August 12, 2002
Another thing familiarity can breed

The never-ending debate over which side of the political spectrum is more likely to engage in ad hominem name-calling is raging anew. Reynolds started one such conflagration in the comments on this post, while Will Vehrs points to an entry of Bill Quick's. I'm sure there's more of this going on, but I have no desire to look at this sort of thing any more than I have to.

This argument will never end. It will never end because each side sees their own and the other through a filter. That filter is common cause - Us versus Them, if you will. When someone says that the Other Guys use invective and insult more than My Guys do, they're stating a tautological belief that My Guys are better, more honorable, nicer, dress better, tip better, dance better, and make better parents, than Their Guys.

Many moons ago, I was on a mailing list that contained a couple of obstreporous members. These two people - I'll call them T and G - often got into catfights about which of them was the more obnoxious. Whenever this happened, T would inevitably start whining that the rest of us always sided with G because we'd known G for a lot longer (many of us had gone to school with G). T regularly claimed that we let G get away with behaviors that we'd have excoriated T for.

Fact is, T was right. We did let G slide on a lot of things that we yelled at T for, and it was because we had a much longer history of friendship and beer-drinking with G. We'd always known that G could be a king-sized butthead, and that G's argument style was basically "admit nothing, deny everything, and make counter-accusations". When called on it, our response was generally "well, yeah, but that's just G. G has always been like that."

What T never understood was that this was a perfectly fair way for us to judge them.

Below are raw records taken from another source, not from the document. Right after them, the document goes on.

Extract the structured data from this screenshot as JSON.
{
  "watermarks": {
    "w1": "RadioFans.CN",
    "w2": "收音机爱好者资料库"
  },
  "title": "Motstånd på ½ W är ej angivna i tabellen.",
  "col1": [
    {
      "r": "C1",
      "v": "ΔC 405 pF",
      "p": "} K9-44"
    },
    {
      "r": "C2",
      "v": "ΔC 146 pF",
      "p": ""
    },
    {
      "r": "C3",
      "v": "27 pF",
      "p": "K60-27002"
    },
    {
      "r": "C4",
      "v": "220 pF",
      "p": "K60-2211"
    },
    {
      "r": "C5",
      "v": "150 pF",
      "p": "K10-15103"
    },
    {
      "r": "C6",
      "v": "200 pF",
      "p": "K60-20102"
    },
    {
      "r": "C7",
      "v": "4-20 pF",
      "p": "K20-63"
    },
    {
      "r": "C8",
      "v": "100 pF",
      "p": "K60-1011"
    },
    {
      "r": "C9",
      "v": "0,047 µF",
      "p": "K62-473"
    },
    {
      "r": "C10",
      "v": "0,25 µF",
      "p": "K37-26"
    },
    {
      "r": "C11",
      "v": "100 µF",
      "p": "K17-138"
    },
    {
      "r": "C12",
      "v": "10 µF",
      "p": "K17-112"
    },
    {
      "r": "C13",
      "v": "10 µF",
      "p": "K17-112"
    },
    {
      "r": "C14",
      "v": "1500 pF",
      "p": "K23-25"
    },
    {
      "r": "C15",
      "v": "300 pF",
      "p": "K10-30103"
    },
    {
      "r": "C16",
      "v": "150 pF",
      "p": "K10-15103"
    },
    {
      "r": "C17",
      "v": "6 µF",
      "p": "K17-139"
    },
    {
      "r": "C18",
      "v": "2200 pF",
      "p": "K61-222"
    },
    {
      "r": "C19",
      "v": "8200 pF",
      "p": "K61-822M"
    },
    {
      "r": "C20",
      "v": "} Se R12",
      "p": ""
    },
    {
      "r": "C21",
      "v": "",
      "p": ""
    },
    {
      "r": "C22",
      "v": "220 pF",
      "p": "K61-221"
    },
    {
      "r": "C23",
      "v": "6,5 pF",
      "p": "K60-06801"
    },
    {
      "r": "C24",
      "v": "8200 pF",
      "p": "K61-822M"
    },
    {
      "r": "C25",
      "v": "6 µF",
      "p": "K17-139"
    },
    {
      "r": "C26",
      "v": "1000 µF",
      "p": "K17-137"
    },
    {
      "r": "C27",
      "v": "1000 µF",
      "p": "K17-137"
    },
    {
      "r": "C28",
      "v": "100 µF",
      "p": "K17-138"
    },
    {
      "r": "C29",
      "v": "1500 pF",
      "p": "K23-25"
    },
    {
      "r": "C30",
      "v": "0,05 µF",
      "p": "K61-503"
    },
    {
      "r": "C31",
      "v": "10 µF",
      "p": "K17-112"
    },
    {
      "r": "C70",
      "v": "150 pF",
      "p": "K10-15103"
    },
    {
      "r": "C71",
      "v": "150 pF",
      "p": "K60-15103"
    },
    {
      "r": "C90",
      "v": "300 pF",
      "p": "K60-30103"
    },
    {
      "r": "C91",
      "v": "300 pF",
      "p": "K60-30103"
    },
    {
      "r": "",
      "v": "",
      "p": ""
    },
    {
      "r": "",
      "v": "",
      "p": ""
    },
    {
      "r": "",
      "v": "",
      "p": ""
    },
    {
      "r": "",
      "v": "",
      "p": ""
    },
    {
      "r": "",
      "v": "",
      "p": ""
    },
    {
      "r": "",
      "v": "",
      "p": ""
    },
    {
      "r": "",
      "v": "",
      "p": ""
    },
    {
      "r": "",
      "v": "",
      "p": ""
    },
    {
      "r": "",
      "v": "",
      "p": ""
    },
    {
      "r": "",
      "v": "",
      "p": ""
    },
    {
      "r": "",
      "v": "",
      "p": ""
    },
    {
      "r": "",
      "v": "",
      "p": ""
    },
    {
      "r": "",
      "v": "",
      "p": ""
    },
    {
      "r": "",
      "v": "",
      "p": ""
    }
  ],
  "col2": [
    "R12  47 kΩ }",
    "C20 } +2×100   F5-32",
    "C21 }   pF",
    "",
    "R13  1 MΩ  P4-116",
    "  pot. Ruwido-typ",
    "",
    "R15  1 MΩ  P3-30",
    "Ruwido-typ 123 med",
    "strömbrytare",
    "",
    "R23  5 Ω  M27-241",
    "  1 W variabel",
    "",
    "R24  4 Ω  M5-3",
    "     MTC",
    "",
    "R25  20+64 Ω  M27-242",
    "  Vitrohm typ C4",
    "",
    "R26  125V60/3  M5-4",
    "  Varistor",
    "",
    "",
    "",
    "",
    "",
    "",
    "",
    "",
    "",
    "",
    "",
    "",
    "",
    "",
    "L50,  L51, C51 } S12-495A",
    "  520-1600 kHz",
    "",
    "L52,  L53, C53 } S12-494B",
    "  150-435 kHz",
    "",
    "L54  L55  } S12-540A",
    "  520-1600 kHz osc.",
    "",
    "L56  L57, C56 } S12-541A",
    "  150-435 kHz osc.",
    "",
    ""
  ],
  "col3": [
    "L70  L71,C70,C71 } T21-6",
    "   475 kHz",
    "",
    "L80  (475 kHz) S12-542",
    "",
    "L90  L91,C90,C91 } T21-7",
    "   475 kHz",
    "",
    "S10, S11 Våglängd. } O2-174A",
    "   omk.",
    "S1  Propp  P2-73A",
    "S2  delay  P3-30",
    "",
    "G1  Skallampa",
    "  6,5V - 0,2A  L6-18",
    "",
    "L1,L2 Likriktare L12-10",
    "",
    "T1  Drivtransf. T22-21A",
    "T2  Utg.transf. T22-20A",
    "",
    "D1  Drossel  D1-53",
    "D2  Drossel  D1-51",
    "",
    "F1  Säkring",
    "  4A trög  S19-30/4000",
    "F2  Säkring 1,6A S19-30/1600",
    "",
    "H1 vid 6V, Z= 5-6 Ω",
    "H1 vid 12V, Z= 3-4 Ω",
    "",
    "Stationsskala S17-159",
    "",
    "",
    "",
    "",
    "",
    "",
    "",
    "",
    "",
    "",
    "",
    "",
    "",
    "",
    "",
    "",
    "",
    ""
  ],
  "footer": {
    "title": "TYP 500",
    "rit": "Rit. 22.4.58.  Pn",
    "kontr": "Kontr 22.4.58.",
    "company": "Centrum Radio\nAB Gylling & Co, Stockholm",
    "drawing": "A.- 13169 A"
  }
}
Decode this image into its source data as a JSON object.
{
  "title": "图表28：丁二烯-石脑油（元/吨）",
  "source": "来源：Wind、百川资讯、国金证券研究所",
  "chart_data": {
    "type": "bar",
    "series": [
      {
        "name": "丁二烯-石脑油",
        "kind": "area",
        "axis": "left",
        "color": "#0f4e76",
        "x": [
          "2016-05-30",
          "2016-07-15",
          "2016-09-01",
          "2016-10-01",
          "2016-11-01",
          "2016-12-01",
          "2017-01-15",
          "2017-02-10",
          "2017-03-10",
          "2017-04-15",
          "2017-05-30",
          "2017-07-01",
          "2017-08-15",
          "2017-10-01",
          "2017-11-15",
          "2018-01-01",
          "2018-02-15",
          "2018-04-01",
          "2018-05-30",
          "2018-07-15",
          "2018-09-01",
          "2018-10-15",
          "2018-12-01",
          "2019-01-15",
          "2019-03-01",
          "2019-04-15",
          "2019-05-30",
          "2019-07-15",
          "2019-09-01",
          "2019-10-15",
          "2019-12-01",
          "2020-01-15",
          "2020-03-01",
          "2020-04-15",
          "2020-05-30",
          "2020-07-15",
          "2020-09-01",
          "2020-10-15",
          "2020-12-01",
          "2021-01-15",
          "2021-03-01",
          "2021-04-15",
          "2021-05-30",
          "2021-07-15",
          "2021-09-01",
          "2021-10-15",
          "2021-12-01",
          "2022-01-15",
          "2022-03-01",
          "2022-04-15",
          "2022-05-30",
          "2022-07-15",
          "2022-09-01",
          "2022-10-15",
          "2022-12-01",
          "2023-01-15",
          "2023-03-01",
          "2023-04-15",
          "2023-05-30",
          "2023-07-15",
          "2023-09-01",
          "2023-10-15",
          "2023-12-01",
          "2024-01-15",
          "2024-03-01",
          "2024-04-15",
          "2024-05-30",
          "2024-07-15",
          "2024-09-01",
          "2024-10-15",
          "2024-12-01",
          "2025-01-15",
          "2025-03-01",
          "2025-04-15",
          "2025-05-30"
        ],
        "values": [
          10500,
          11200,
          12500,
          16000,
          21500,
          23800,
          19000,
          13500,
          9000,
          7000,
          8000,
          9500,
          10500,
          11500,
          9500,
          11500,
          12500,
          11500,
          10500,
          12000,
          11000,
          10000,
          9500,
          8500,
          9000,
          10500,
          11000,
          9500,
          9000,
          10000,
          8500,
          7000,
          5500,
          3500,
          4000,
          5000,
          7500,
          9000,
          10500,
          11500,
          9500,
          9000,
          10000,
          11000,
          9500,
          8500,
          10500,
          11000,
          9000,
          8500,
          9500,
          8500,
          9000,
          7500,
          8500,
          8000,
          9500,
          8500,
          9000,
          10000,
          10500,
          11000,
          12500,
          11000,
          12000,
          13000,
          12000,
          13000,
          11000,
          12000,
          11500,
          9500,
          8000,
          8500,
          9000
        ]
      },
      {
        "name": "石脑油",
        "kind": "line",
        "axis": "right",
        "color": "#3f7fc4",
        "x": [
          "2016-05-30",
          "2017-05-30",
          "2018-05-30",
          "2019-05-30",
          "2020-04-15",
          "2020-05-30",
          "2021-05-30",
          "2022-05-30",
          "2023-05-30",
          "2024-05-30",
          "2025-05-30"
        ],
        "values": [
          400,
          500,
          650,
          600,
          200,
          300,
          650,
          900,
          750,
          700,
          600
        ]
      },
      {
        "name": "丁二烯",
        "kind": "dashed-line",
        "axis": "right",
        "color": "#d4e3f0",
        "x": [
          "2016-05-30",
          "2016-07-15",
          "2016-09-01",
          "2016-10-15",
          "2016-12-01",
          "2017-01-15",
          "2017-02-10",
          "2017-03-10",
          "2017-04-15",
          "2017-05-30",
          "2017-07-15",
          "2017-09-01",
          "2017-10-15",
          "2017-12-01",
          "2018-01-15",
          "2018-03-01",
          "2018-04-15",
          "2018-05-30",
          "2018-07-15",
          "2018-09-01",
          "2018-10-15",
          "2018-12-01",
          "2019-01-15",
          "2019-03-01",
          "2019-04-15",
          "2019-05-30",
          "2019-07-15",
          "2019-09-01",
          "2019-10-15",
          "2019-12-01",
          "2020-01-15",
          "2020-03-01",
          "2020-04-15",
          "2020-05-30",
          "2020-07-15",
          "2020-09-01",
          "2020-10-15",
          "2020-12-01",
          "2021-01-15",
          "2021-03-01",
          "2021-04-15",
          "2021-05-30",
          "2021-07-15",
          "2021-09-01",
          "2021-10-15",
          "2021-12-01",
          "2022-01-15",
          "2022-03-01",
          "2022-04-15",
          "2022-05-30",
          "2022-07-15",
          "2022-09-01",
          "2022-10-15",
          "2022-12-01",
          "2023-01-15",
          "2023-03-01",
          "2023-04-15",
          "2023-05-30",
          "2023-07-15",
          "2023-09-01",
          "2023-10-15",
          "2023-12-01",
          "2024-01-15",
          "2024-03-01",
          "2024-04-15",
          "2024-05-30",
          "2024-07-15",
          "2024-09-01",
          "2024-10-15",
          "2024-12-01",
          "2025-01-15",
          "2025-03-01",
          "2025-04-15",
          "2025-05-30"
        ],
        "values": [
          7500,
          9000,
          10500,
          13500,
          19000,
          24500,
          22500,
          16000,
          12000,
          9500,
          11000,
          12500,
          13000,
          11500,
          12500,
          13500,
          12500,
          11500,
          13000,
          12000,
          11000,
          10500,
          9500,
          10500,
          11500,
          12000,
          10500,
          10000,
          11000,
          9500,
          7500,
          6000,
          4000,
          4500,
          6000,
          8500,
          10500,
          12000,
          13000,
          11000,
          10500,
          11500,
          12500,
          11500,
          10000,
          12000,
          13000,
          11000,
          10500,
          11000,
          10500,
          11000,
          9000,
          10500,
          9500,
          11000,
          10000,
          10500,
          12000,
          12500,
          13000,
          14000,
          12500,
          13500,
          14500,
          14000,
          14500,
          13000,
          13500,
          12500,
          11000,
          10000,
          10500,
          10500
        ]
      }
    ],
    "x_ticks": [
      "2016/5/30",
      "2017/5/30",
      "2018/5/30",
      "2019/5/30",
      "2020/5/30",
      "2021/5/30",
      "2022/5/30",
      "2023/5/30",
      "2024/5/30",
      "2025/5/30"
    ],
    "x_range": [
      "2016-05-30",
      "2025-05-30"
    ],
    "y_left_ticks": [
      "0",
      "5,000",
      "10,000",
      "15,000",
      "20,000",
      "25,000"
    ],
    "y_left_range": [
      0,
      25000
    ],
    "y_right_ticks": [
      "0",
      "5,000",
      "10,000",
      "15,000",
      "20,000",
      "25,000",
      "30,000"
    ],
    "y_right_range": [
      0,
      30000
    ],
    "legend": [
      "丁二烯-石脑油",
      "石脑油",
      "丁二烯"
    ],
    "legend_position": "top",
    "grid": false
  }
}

We had common cause with G by virtue of our long acquaintance. We'd been to G's house, we'd been to G's wedding. G had built up a sizable store of good will that T didn't have and was never going to have. To this day, while many of us will agree that G said a lot of obnoxious things on that mailing list, we have a lot more dislike and contempt for T. (It should be noted that even people who were never on this list but met T in real life thought that T was a jerk. Not that this lessens G's culpability, but our good will for G wasn't the only reason we were harsh on T.)

It's the same thing here. People have more good will for those who sit on the same side of the political aisle as they. They shrug off or minimize when their fellow travellers commit the kind of sins that they deplore in the opposition. It's just human nature to do so. I do it all the time.

As someone once said, there are two things that are universal: Hydrogen and stupidity. There's no exemption for fellow believers in a political philosophy. I expect this will have the same extinguishing effect on this argument as a bucket brigade has on a Colorado wildfire, but I think it's worth noting anyway.

(Footnote: As far as I know, neither G nor T has a blog. They cannot be found in my blogroll or anywhere else in my blog. I've never mentioned either of them in this space before.)

Posted by Charles Kuffner on August 12, 2002 to Other punditry
Comments

If I end up being mistaken for the "G" by people who don't know the individuals involved, I am gonna be mucho cranky, Chuck. ;)


Posted by: Ginger on August 12, 2002 1:30 PM

For the record: Ginger is not the G in question.

Posted by: Charles Kuffner on August 12, 2002 1:50 PM

And I ain't G, either.

"As someone once said, there are two things that are universal: Hydrogen and stupidity." I certainly don't know who originally coined it, but the person I'm most familiar with having popularized it, at least, and whom I've most often seen it attributed to, and whom I believe I first heard it from, is Harlan Ellison.